Build a concordance¶
Goal¶
Build a concordance to examine the context of occurrence of a given string.
Prerequisites¶
Some text has been imported in Orange Textable (see Cookbook: Text input) and possibly further processed (see Cookbook: Segmentation manipulation).
Procedure¶
- Create an instance of Segment and an instance of Context on the canvas.
- Drag and drop from the output connection (righthand side) of the widget instance that emits the segmentation in which occurrences of the query string will be retrieved (e.g. Text Field) to the Segment widget instance’s input connection (lefthand side).
- Also connect both the Text Field instance and the Segment instance to the Context instance (thus forming a triangle).
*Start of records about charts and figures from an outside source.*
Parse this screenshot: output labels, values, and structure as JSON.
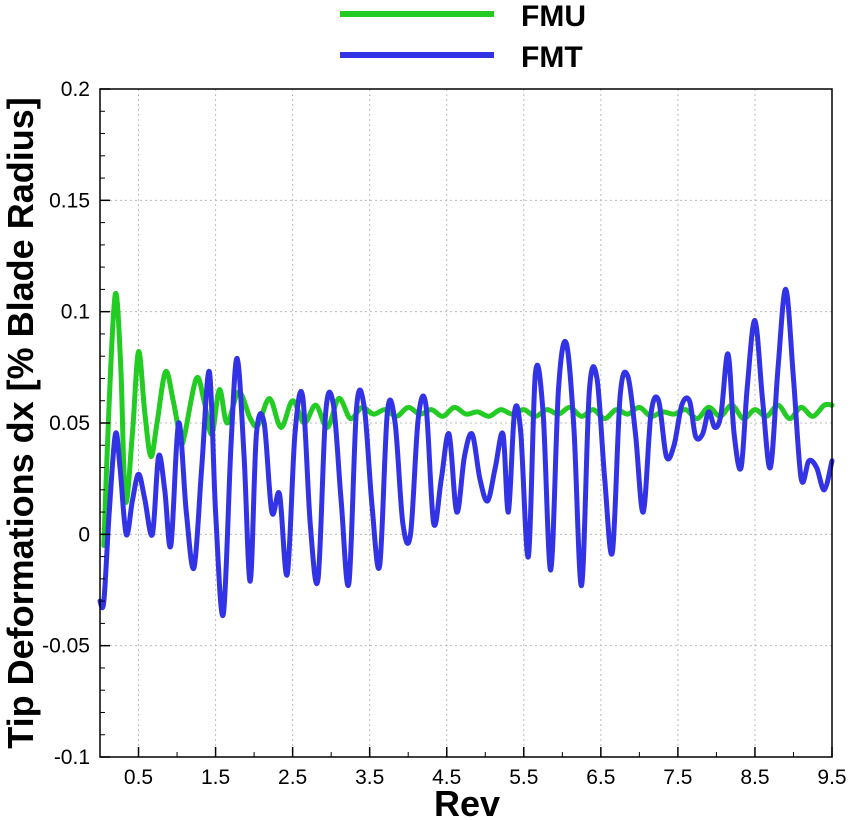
{
  "chart_data": {
    "type": "line",
    "xlabel": "Rev",
    "ylabel": "Tip Deformations dx [% Blade Radius]",
    "xlim": [
      0,
      9.5
    ],
    "ylim": [
      -0.1,
      0.2
    ],
    "x_ticks": [
      0.5,
      1.5,
      2.5,
      3.5,
      4.5,
      5.5,
      6.5,
      7.5,
      8.5,
      9.5
    ],
    "x_tick_labels": [
      "0.5",
      "1.5",
      "2.5",
      "3.5",
      "4.5",
      "5.5",
      "6.5",
      "7.5",
      "8.5",
      "9.5"
    ],
    "y_ticks": [
      -0.1,
      -0.05,
      0,
      0.05,
      0.1,
      0.15,
      0.2
    ],
    "y_tick_labels": [
      "-0.1",
      "-0.05",
      "0",
      "0.05",
      "0.1",
      "0.15",
      "0.2"
    ],
    "grid": "dotted",
    "legend_position": "top-center",
    "series": [
      {
        "name": "FMU",
        "color": "#22cc22",
        "x": [
          0.05,
          0.12,
          0.2,
          0.27,
          0.33,
          0.42,
          0.5,
          0.58,
          0.66,
          0.74,
          0.85,
          0.95,
          1.05,
          1.1,
          1.25,
          1.35,
          1.45,
          1.55,
          1.65,
          1.8,
          1.95,
          2.05,
          2.2,
          2.35,
          2.5,
          2.65,
          2.8,
          2.95,
          3.1,
          3.25,
          3.4,
          3.55,
          3.7,
          3.85,
          4.0,
          4.15,
          4.3,
          4.45,
          4.6,
          4.75,
          4.9,
          5.05,
          5.2,
          5.35,
          5.5,
          5.65,
          5.8,
          5.95,
          6.1,
          6.25,
          6.4,
          6.55,
          6.7,
          6.85,
          7.0,
          7.15,
          7.3,
          7.45,
          7.6,
          7.75,
          7.9,
          8.05,
          8.2,
          8.35,
          8.5,
          8.65,
          8.8,
          8.95,
          9.1,
          9.25,
          9.4,
          9.5
        ],
        "y": [
          -0.005,
          0.06,
          0.108,
          0.075,
          0.015,
          0.045,
          0.082,
          0.055,
          0.035,
          0.05,
          0.073,
          0.06,
          0.042,
          0.045,
          0.07,
          0.06,
          0.045,
          0.065,
          0.05,
          0.064,
          0.052,
          0.049,
          0.061,
          0.048,
          0.06,
          0.05,
          0.058,
          0.048,
          0.061,
          0.052,
          0.057,
          0.054,
          0.056,
          0.053,
          0.057,
          0.054,
          0.056,
          0.053,
          0.057,
          0.054,
          0.055,
          0.053,
          0.056,
          0.054,
          0.056,
          0.053,
          0.056,
          0.054,
          0.057,
          0.053,
          0.056,
          0.052,
          0.056,
          0.054,
          0.057,
          0.053,
          0.055,
          0.054,
          0.056,
          0.052,
          0.057,
          0.053,
          0.058,
          0.052,
          0.056,
          0.053,
          0.058,
          0.052,
          0.057,
          0.053,
          0.058,
          0.058
        ]
      },
      {
        "name": "FMT",
        "color": "#3333e6",
        "x": [
          0.0,
          0.05,
          0.12,
          0.2,
          0.26,
          0.34,
          0.42,
          0.5,
          0.58,
          0.68,
          0.76,
          0.84,
          0.92,
          1.02,
          1.12,
          1.22,
          1.32,
          1.42,
          1.5,
          1.6,
          1.7,
          1.78,
          1.87,
          1.95,
          2.03,
          2.13,
          2.23,
          2.33,
          2.43,
          2.53,
          2.63,
          2.73,
          2.83,
          2.93,
          3.03,
          3.13,
          3.23,
          3.33,
          3.43,
          3.53,
          3.63,
          3.73,
          3.83,
          3.93,
          4.03,
          4.13,
          4.23,
          4.33,
          4.43,
          4.53,
          4.63,
          4.73,
          4.83,
          4.93,
          5.03,
          5.13,
          5.23,
          5.3,
          5.38,
          5.46,
          5.56,
          5.65,
          5.75,
          5.85,
          5.95,
          6.05,
          6.15,
          6.25,
          6.35,
          6.45,
          6.55,
          6.65,
          6.75,
          6.85,
          6.95,
          7.05,
          7.15,
          7.25,
          7.35,
          7.45,
          7.55,
          7.65,
          7.73,
          7.82,
          7.9,
          7.98,
          8.06,
          8.15,
          8.23,
          8.32,
          8.4,
          8.5,
          8.6,
          8.7,
          8.8,
          8.9,
          9.0,
          9.1,
          9.2,
          9.3,
          9.4,
          9.5
        ],
        "y": [
          -0.03,
          -0.03,
          0.01,
          0.045,
          0.03,
          0.0,
          0.015,
          0.027,
          0.016,
          0.0,
          0.035,
          0.02,
          -0.005,
          0.05,
          0.01,
          -0.015,
          0.03,
          0.073,
          0.01,
          -0.036,
          0.04,
          0.079,
          0.035,
          -0.021,
          0.045,
          0.05,
          0.01,
          0.018,
          -0.018,
          0.045,
          0.062,
          0.004,
          -0.02,
          0.055,
          0.058,
          0.015,
          -0.022,
          0.057,
          0.057,
          0.013,
          -0.014,
          0.055,
          0.05,
          0.005,
          0.0,
          0.052,
          0.058,
          0.005,
          0.025,
          0.045,
          0.01,
          0.035,
          0.045,
          0.025,
          0.015,
          0.03,
          0.045,
          0.01,
          0.055,
          0.046,
          -0.01,
          0.072,
          0.055,
          -0.016,
          0.065,
          0.086,
          0.048,
          -0.023,
          0.064,
          0.07,
          0.025,
          -0.008,
          0.062,
          0.071,
          0.045,
          0.01,
          0.054,
          0.06,
          0.035,
          0.04,
          0.058,
          0.06,
          0.044,
          0.045,
          0.055,
          0.048,
          0.054,
          0.081,
          0.045,
          0.03,
          0.066,
          0.096,
          0.06,
          0.03,
          0.075,
          0.11,
          0.07,
          0.025,
          0.033,
          0.03,
          0.02,
          0.033
        ]
      }
    ]
  }
}
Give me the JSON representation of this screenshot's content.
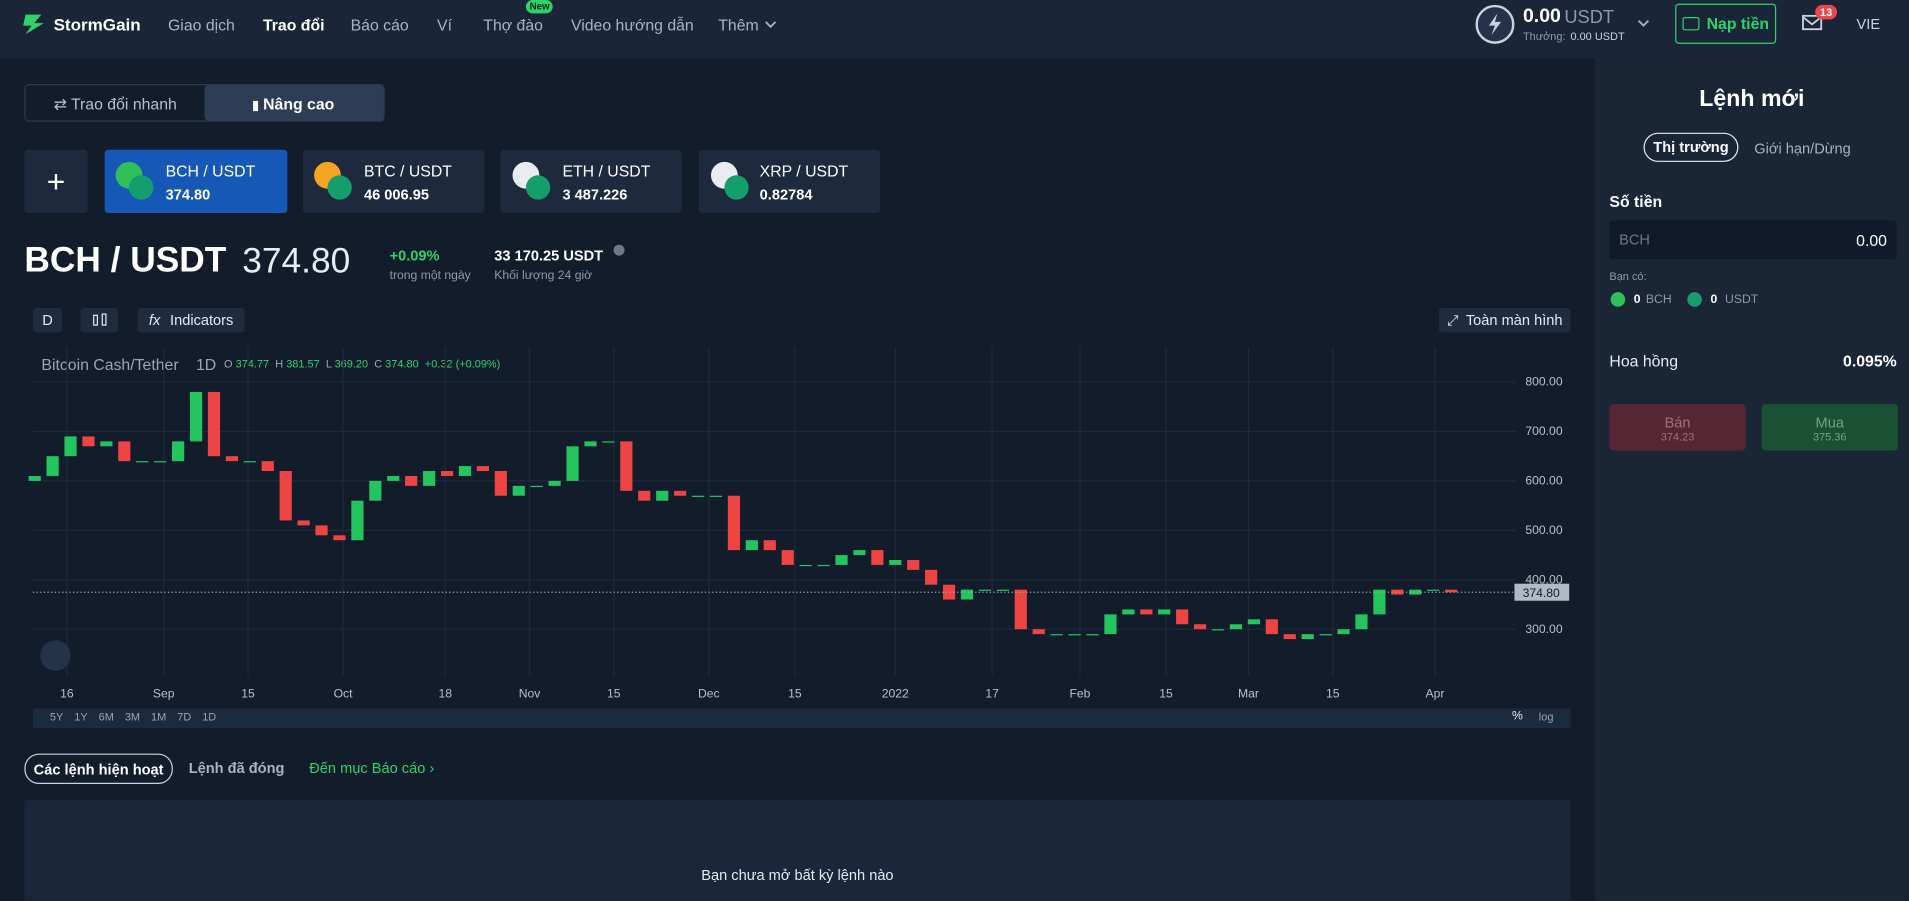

- Open the Segment instance’s interface by double-clicking on its
icon on the canvas and type the string whose context of occurrence will be
examined in the Regex field (here:
hobbit
); assign it a recognizable Output segmentation label, such as key_segments for instance. - Click the Send button (or make sure the Send automatically checkbox is selected).
- Open the Context instance’s interface by double-clicking on its icon on the canvas.
- In the Units section, select the segmentation that contains the occurrences of the query string (here: key_segments) using the Segmentation drop-down menu.
- In the Contexts section, choose Mode: Containing segmentation and select the segmentation that contains the original text (here: text_string, as emitted by the Text Field instance) using the Segmentation drop-down menu.
- Tick the Max. length checkbox and set the maximum number of characters that should be displayed on either side of each occurrence of the query string.
- Click the Compute button (or make sure the Compute automatically checkbox is selected).
- A table showing the results is then available at the output connection of the Count instance; to display or export it, see Cookbook: Table output.
Comment¶
- In the Regex field of the Segment widget you can use all the
syntax of Python’s regular expression (cf. Python documentation); for instance, if you wish to
restrict your search to entire words, you might frame the query string with
word boundary anchors
\b
(in our example\bhobbit\b
).